Tuesday, May 31, 2011

Speaking of Nazis, Let's Discuss Dogs

First, a director sympathized with Hitler in Cannes. Then, a dog nursed baby ligers in a Chinese zoo. Now, in a bizarre instance of synchronicity, a new book reveals that Nazi scientists tried to create an army of talking dogs.

Among his other brilliant initiatives, Hitler opened a number of “animal talking schools” so that dogs could be taught to read, write and speak. Here is an excerpt from a Time article detailing some of the supposed accomplishments of the canine pupils:

An Airedale terrier named Rolf became a mythic figure of the project after teachers said he could spell by tapping his paw on a board (the number of taps represented the various letters of the alphabet). With that skill in hand, he mused on religion, learned foreign languages and even asked a noblewoman, "Can you wag your tail?” Perhaps most outlandish is the claim by his German masters that he asked to serve in the German army because he disliked the French. Another mutt barked "Mein Fuhrer" when asked to describe Hitler. And Don, a German pointer, is said to have imitated a human voice to bark, "Hungry! Give me cakes!" in German.
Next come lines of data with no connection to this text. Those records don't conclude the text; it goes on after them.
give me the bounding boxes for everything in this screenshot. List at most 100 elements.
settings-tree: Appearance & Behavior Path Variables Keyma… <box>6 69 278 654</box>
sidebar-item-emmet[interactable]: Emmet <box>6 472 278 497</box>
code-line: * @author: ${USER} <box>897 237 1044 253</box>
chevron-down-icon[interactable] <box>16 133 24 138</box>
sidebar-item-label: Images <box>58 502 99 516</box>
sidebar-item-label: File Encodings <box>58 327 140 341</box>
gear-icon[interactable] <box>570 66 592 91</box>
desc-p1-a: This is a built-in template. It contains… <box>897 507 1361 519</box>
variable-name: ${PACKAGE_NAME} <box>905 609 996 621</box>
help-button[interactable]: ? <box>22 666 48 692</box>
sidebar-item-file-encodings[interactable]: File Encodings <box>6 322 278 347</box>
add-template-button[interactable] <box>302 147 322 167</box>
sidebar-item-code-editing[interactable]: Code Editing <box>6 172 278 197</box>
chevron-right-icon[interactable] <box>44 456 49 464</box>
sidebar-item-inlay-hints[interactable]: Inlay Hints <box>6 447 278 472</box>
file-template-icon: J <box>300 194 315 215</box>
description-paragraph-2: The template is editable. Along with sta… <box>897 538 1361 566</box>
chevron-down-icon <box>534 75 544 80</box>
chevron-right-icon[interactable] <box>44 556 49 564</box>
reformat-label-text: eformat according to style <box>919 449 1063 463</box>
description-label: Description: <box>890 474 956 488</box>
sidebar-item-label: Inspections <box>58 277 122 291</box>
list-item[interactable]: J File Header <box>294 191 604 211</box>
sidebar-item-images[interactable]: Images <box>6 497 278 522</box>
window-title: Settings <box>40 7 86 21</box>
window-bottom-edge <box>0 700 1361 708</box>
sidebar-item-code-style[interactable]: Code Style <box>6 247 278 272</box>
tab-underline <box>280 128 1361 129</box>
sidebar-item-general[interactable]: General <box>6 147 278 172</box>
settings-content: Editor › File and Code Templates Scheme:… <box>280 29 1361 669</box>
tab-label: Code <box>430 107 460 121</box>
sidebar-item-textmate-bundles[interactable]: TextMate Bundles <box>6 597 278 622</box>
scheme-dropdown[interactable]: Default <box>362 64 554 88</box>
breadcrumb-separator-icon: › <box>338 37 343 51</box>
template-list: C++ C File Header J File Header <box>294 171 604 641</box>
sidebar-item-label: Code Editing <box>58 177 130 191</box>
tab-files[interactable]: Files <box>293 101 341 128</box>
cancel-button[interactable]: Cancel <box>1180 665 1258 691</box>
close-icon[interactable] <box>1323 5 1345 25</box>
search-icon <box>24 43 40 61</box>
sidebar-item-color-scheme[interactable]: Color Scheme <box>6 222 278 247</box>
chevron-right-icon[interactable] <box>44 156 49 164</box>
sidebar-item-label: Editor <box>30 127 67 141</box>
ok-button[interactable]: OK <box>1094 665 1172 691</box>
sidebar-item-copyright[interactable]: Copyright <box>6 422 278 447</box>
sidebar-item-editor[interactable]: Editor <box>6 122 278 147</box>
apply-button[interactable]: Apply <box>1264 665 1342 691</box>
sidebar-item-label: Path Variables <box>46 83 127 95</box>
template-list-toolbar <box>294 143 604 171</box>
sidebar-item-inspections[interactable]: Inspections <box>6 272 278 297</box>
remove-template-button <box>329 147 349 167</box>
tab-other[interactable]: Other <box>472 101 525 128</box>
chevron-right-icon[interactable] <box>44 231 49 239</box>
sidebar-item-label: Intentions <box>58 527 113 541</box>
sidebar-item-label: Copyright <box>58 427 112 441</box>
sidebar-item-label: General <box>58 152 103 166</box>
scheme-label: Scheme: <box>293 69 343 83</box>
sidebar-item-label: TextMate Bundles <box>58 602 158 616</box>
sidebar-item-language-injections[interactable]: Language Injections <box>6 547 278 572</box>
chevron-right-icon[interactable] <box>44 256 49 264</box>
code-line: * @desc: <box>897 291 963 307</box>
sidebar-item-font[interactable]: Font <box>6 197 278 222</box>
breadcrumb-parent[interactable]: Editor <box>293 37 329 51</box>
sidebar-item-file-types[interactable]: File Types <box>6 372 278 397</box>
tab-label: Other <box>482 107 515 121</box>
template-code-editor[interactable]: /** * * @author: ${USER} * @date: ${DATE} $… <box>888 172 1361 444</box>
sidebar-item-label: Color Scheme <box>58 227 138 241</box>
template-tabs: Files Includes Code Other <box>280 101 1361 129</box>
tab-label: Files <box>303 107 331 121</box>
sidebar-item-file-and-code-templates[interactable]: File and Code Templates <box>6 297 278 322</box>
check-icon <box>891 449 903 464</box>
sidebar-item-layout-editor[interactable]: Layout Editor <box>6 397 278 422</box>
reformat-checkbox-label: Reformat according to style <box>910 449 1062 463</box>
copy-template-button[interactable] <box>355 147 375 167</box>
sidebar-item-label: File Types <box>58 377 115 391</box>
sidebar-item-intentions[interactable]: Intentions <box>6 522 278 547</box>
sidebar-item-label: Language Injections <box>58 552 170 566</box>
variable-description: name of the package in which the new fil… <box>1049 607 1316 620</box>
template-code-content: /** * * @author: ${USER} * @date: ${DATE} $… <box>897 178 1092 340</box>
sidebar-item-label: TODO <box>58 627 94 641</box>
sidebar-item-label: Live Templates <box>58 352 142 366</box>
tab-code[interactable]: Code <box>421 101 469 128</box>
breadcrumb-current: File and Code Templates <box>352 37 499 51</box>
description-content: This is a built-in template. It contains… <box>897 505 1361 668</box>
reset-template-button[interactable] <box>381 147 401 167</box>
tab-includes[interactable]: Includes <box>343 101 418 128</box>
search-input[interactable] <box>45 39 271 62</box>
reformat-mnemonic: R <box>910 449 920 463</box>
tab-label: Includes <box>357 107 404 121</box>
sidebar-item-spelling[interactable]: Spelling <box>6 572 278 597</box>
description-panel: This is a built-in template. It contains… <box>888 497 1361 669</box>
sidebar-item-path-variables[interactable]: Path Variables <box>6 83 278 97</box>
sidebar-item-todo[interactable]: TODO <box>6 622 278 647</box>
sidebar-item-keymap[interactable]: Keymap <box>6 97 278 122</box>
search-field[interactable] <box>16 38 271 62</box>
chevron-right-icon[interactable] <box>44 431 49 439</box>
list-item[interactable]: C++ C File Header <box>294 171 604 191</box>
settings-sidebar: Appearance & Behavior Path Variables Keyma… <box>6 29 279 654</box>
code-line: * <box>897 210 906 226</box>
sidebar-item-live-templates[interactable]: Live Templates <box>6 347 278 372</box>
With respect to the late Terence McKenna, I think these events signified the end of Timewave Zero. As if this dog school business wasn’t enough, the article keeps shelling the reader with mind bombs (yes, mind bombs):

Germany's love of dogs may have blinded the Nazis to the outlandish goals of their project. "Part of the Nazi philosophy was that there was a strong bond between humans and nature. They believed a good Nazi should be an animal friend," Bondeson says. "Indeed, when they started interning Jews, the newspapers were flooded with outraged letters from Germans wondering what had happened to the pets they left behind."

I’ve heard of people liking their dog more than their neighbor, but this just takes the concept of animal favoritism to absurd extremes. It seems the Nazis were kind of like a twisted version of PETA on steroids, although some would argue that no qualifiers are necessary in that comparison.

In its conclusion, the article blasts the reader in the face with a final bizarre factoid:

Hitler, a well-known dog-lover, had two German Shepherds named Blondi and Bella. He killed Blondi shortly before killing himself in 1945.